The Witch-King of Angmar

Was he actually killed, and by whom?

The accepted wisdom is that Eowyn and Meriadoc killed the Witch-king on the Pelennor Fields. However a close reading of The Return of the King can support a different hypothesis that he did not die at that time, and that it was only Meriadoc who dealt significant damage.

Meriadoc struck him in the back of the knee, a feat made possible because of his sword; “No other blade … would have dealt … a wound so bitter, … breaking the spell that knit his unseen sinews to his will.”

This wound caused him to stumble in pain; so physical dissolution was not instantaneous. Merry had time to call Eowyn's name twice, and she had time to struggle from her knees and strike with her sword at his head, while the wraith remained bent over in bitter pain. Her sword shattered, so it must have encountered some aspect of the Witch-king's powers and at that moment the crown fell to the ground, and his body was gone. Did Eowyn's blow instantaneously dismiss the wraith, or was this just a co-incidence of timing? He did not necessarily die at that time either; his voice “was never heard again in that age of this world” (Referring to the Third Age, which finished only a few years later when the Ring-Bearers sailed into the West). A possible implication is that his voice was heard again in a later age, although the destruction of the One Ring would have made further survival of the Wraiths difficult to say the least, especially given that they were originally Men (albeit probably Second Age Numenoreans, and therefore very long-lived).

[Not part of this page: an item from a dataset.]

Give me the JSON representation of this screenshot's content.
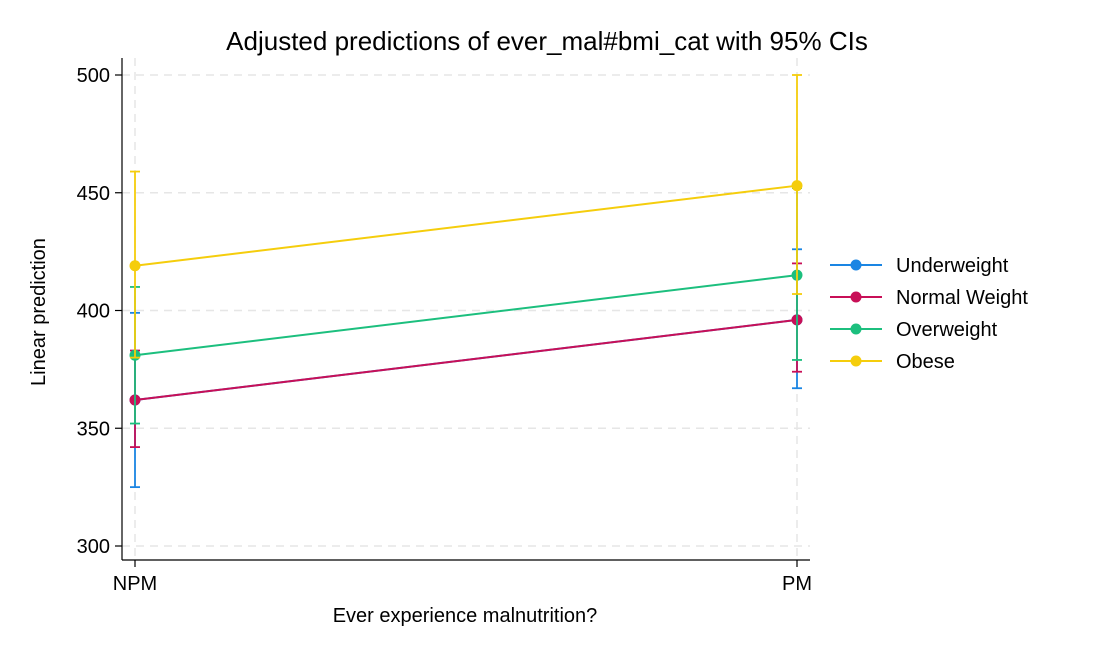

An aside into the protective prophecy; given in The Return of the King as “no living man may hinder me” (The Witch-king) or “not by the hand of man shall he fall” (Gandalf), but the original prophecy by Glorfindel at the Battle of Fornost was “not by the hand of Man shall he fall”. But both Eowyn and Meriadoc were of the race of Men (Hobbits being an accepted but not explicitly cited sub-branch of the race), and Meriadoc was male as well. The most obvious reading of the events of the battle is that Eowyn's blow caused his death by sole virtue of her being female; this appears to have been viewed as plausible by the Witch-king himself at the time. But Glorfindel's specific reference to the Race of Men does not support this.

Meriadoc's Westernesse sword was uniquely capable of causing severe damage to the witch-king, and was explicitly credited with causing physical dissolution, even though Glorfindel's prophecy should have precluded this; so either the prophecy was inaccurate, or he did not “fall” at that point in time, and was only temporarily defeated. In either case it is unlikely that Eowyn's blow was effective, it was simply co-incident with the destruction of the Witch-king's body by Meriadoc.

References for this hypothesis;

I have posted this to the Talk page of the Wikipedia entry for the Witch-king, where hopefully someone better versed in Tolkien mythology may have some constructive criticisms!